Ağzından taşan kini kusan sol ve Kemalist medya ve özellikle ODA TV bilmeli ki asıl teşhir, mahşer alanında olacaktır. O zaman namazı dert edinenlerle namaza düşmanlık edenler net bir şekilde ayrışacaktır.
Be adam müsveddeleri! Size ve sizin gibilere ne çocuk ve gençlerin namazından! Namazımız gözünüze çok mu batıyor? Namazdan çok mu ürküyorsunuz?
Yoksa namaz şevkiyle edep dersini alanlar, yıllardır tarumar ettiğiniz değerleri yeniden diriltir; menfaat kapışmasında develeri hamutlarıyla nasıl yuttuğunuzu deşifre ederler tedirginliği mi sizi böyle davranmaya itiyor?
Yoksa üflemekle söndüreceğine inandığınız Allah’ın nuru yarasa tabiatlı karanlığınızı dağıtacak korkusuyla son salvolarınız mı bunlar?
Yoksa manevi açıdan kemal yollarına revan olan bizlere bu hoşlukları emredenin namazımız olduğu şaşkınlığı mı içindesiniz?
O halde size yeni malzemeler(!) oluştursun diye namazımızın bize daha neleri emrettiği noktasında Kuran diliyle ipuçları vereyim. Lazım oldukça tepe tepe kullanırsınız:
Namazımız bize gayba inanmayı, infak etmeyi, zekât vermeyi, zorluklara sabretmeyi emreder.
Namazımız, kendisinin Allah için çok büyük eylem olduğunu ilan eder. Öyle ki bu namaz, kalbi Allah’a karşı saygıyla ürperenlerden başkasına ağır gelir. Namazımız, bize her yerde iyi olmayı; herkese iyilik yapmayı; anne-baba, akraba, komşu, arkadaşa güzel ilişkileri, onlarla meşvereti emreder.

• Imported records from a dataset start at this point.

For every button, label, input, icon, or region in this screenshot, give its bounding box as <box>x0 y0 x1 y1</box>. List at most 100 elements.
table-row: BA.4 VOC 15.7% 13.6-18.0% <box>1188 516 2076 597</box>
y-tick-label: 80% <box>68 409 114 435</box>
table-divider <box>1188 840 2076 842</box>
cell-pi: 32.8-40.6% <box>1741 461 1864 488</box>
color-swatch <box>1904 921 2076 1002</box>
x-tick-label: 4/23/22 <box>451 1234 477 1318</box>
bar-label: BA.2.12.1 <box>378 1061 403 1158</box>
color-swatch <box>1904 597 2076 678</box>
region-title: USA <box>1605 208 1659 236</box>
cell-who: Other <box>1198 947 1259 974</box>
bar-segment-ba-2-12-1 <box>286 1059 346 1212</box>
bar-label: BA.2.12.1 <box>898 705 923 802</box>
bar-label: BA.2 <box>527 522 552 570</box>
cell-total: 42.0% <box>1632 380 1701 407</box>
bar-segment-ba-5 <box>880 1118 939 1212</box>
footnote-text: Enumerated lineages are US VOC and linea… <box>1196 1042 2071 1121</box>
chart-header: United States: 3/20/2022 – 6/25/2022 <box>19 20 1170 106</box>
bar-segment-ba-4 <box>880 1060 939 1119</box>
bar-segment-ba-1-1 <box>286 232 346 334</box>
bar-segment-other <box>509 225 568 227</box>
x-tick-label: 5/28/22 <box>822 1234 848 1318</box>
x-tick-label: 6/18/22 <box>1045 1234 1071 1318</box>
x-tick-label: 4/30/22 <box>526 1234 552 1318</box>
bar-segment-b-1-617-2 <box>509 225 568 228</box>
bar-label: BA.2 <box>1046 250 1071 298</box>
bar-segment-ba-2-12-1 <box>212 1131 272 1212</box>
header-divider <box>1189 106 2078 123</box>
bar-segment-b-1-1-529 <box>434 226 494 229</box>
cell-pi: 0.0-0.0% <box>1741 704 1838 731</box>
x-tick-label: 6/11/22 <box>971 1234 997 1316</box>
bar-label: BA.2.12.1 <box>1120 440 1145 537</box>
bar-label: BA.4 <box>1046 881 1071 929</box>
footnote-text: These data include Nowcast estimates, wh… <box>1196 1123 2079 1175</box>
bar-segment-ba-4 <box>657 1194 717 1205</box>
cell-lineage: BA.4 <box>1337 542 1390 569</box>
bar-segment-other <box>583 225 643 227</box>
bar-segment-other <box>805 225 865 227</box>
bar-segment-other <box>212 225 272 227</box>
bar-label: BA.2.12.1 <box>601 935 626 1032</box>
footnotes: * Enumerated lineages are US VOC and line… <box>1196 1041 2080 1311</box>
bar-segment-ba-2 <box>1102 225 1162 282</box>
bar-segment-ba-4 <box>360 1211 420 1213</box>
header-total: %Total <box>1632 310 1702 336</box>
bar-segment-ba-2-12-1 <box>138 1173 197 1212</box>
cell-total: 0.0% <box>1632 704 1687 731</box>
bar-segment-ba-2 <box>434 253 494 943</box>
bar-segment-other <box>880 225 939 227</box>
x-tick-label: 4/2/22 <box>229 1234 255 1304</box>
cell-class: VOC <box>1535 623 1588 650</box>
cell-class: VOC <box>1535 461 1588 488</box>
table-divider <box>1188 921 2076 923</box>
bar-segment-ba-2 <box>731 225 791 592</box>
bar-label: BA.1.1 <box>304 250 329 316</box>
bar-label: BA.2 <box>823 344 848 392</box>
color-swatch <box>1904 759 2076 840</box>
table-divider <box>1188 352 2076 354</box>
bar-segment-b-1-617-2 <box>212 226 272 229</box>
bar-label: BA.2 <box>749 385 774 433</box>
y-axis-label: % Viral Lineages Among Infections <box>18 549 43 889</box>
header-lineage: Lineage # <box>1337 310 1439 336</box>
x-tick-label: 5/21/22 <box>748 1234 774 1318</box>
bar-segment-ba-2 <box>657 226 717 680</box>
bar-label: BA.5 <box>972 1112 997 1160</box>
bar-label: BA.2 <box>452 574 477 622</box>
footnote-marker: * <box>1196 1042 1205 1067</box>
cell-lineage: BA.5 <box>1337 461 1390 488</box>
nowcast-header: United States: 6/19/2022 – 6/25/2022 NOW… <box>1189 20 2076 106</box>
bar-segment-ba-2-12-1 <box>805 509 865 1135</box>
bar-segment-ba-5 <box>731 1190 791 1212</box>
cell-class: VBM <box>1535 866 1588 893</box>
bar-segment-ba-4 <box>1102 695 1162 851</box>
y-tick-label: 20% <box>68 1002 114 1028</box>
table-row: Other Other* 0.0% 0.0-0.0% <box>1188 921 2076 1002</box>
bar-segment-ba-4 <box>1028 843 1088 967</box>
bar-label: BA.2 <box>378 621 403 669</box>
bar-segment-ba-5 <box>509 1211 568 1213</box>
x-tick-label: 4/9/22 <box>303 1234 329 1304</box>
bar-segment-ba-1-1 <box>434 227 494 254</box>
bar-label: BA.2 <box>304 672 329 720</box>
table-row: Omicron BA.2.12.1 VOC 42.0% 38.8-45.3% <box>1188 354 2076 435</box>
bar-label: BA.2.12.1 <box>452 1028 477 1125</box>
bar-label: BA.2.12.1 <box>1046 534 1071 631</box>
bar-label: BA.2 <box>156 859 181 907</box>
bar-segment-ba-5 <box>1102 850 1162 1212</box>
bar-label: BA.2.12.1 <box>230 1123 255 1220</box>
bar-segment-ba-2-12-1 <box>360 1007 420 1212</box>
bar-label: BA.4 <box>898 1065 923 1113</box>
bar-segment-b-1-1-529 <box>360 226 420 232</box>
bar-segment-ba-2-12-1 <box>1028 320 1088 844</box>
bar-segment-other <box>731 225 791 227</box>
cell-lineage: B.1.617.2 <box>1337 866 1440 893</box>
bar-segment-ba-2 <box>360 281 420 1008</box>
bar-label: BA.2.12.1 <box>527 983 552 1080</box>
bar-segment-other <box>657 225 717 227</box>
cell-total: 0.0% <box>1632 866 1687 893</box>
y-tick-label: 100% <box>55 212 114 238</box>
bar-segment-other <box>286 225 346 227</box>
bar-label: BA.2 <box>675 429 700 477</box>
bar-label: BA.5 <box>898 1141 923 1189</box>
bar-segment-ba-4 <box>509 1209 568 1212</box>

Namazımız, nimetin hakikisine erişmek için ev, çarşı, sokak, okul, kışla, işyeri her nerede olursak olalım yüzümüzü Allah’a çevirmeyi, ibadeti emreder. Allah sevgisinin önüne geçip bizi namazdan alıkoyan tüm ilgi, iş, kazanç ve de kişilerden kopmayı öğretir.
Namazımız, inananlar için hiçbir korku olamayacağını, kınayıcının kınamasından korkmamayı, gidişattaki aksaklıklardan ötürü üzülmemeyi, mükâfat ve de ecrimizin eksiksiz Allah(c.c)’ın katında olduğu dersini verir.
Namazımız, bedeni ve akli sarhoşluklardan arınmış, abdest ve niyetle temizlenmiş yüz ve yüreklerle kendisini eda etmemiz gerektiğini bize emreder.
Namazımız, bize ikiyüzlülüğü yasaklar. Dostumuzun sadece Allah, Resulü Muhammed ve iman edenler olduğunu bildirir. Zalimlere ve haksızlığı yol tutanlara mazlum adına, hak hakkına sessiz kalmamayı nişan verir.
Namazımız, ancak hidayetle nasiplenince tadılabilecek nice güzellik kazandırır.
Özetle namazımız, Peygamberimiz Hz. Muhammed(s.a.v)’in diliyle: “Gözümün nuru” olduğunu haykırır.